Biomarkers for prediction of bovine respiratory disease outcome.

Fatal bovine respiratory disease (BRD) is frequently the result of a primary viral and a secondary bacterial respiratory infection. In cattle, BRD causes more than half of feedlot deaths and has a major impact on financial losses in the cattle industry in North America. It is, therefore, very important to understand the mechanism of this complex disease process as well to predict and identify BRD susceptible cattle to enhance treatment efficacy. We recently established the value of using combinatorial omics approaches to identify candidate biomarkers associated with stress responses, a factor that can increase the severity of BRD. The objective of the present investigation was to experimentally recreate fatal BRD and to use a combinatorial analysis of proteomic, metabonomic, and elemental profiles in serum samples to determine if multimethod analysis of these biomarkers could predict disease outcome.
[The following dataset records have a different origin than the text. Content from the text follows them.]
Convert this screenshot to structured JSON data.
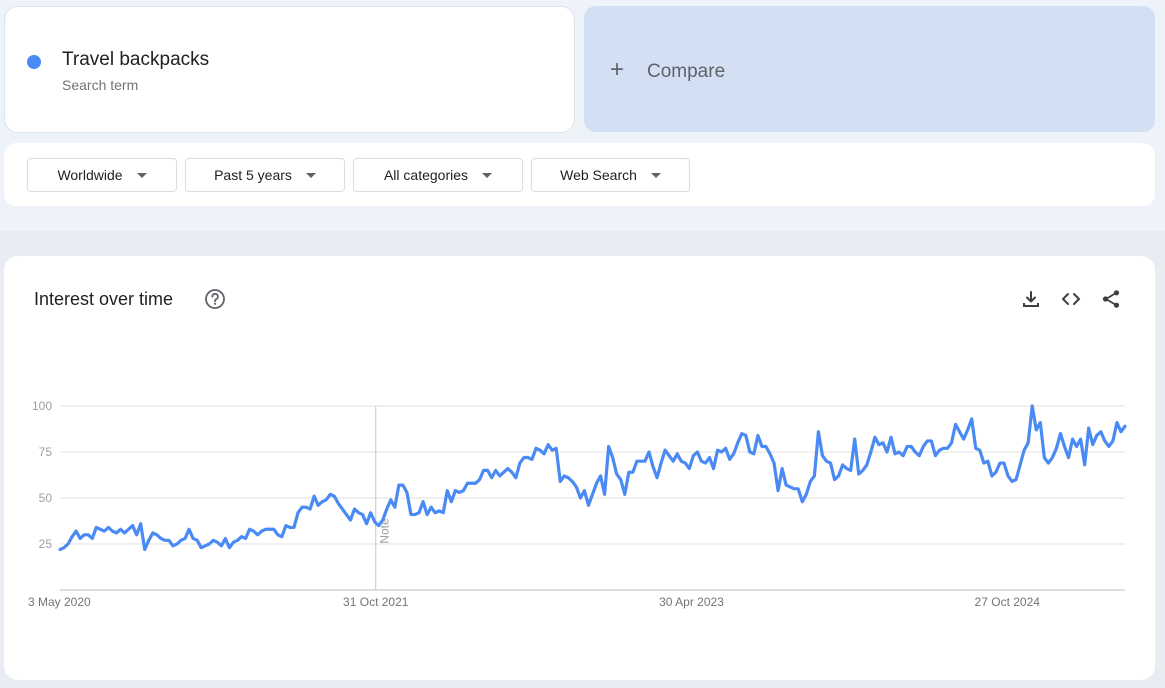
{
  "search_term": {
    "name": "Travel backpacks",
    "subtitle": "Search term",
    "color": "#4a8af4"
  },
  "compare": {
    "label": "Compare",
    "icon": "plus-icon"
  },
  "filters": [
    {
      "label": "Worldwide"
    },
    {
      "label": "Past 5 years"
    },
    {
      "label": "All categories"
    },
    {
      "label": "Web Search"
    }
  ],
  "chart_card": {
    "title": "Interest over time",
    "help_icon": "help-circle-icon",
    "tools": [
      "download-icon",
      "embed-code-icon",
      "share-icon"
    ]
  },
  "chart_data": {
    "type": "line",
    "title": "",
    "xlabel": "",
    "ylabel": "",
    "ylim": [
      0,
      100
    ],
    "yticks": [
      "25",
      "50",
      "75",
      "100"
    ],
    "xtick_labels": [
      "3 May 2020",
      "31 Oct 2021",
      "30 Apr 2023",
      "27 Oct 2024"
    ],
    "x_start": "3 May 2020",
    "x_interval": "week",
    "annotation": {
      "text": "Note",
      "at": "31 Oct 2021"
    },
    "grid": true,
    "series": [
      {
        "color": "#4a8af4",
        "values": [
          22,
          23,
          25,
          29,
          32,
          28,
          30,
          30,
          28,
          34,
          33,
          32,
          34,
          32,
          31,
          33,
          31,
          33,
          35,
          30,
          36,
          22,
          27,
          31,
          30,
          28,
          27,
          27,
          24,
          25,
          27,
          28,
          33,
          28,
          27,
          23,
          24,
          25,
          27,
          26,
          24,
          28,
          23,
          26,
          27,
          29,
          28,
          33,
          32,
          30,
          32,
          33,
          33,
          33,
          30,
          29,
          35,
          34,
          34,
          42,
          45,
          45,
          44,
          51,
          46,
          48,
          49,
          52,
          51,
          47,
          44,
          41,
          38,
          44,
          42,
          41,
          36,
          42,
          37,
          35,
          38,
          44,
          49,
          45,
          57,
          57,
          53,
          41,
          41,
          42,
          48,
          41,
          45,
          42,
          43,
          42,
          54,
          48,
          54,
          53,
          54,
          58,
          58,
          58,
          60,
          65,
          65,
          61,
          65,
          62,
          64,
          66,
          64,
          61,
          69,
          72,
          72,
          71,
          77,
          76,
          74,
          79,
          76,
          77,
          59,
          62,
          61,
          59,
          56,
          50,
          54,
          46,
          52,
          58,
          62,
          52,
          78,
          72,
          63,
          60,
          52,
          64,
          64,
          70,
          70,
          70,
          75,
          67,
          61,
          69,
          76,
          73,
          70,
          74,
          70,
          69,
          66,
          73,
          75,
          70,
          69,
          72,
          66,
          76,
          75,
          77,
          71,
          74,
          80,
          85,
          84,
          75,
          74,
          84,
          78,
          78,
          74,
          69,
          54,
          66,
          57,
          56,
          55,
          55,
          48,
          52,
          59,
          62,
          86,
          73,
          70,
          69,
          60,
          62,
          68,
          66,
          65,
          82,
          63,
          65,
          68,
          75,
          83,
          79,
          80,
          75,
          83,
          74,
          75,
          73,
          78,
          78,
          75,
          73,
          78,
          81,
          81,
          73,
          76,
          77,
          77,
          80,
          90,
          86,
          82,
          87,
          93,
          77,
          76,
          69,
          70,
          62,
          64,
          69,
          69,
          62,
          59,
          60,
          68,
          76,
          80,
          100,
          87,
          91,
          72,
          69,
          72,
          77,
          85,
          78,
          72,
          82,
          78,
          82,
          68,
          88,
          79,
          84,
          86,
          81,
          78,
          81,
          91,
          86,
          89
        ]
      }
    ]
  }
}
The proteomic studies revealed that changes in the serum proteome were significant on day 4 postviral infection when compared to preinfection (day 0) serum samples. Proteomic studies identified a group of acute phase proteins (haptoglobin and apolipoprotein AI), which could be linked to a primary viral respiratory infection, but there was no significant association observed with fatal BRD. In contrast, metabonomic and elemental analyses identified candidate biomarkers for viral infection (glucose, LDL, valine, phosphorous, and iron) and disease outcome (lactate, glucose, iron). While multivariate analysis of proteomic and metabolite profiles did not discriminate between animals that survived or died postsynergic viral-bacterial infection by analyzing preinfection (day 0) serum samples, analysis of serum elemental profiles prior to infection was, however, predictive of BRD outcome. Furthermore, discriminant analyses of all three methodologies used to profile serum (collected on day 4 postviral but prior to bacterial infection) revealed differential trends between animals that survived or died following synergic viral-bacterial infection. Thus, a combinatorial approach using proteomic, metabonomic, and elemental analyses of serum samples revealed that multimethod analysis could discriminate between the complex biological responses to secondary bacterial respiratory infection and predict disease outcome.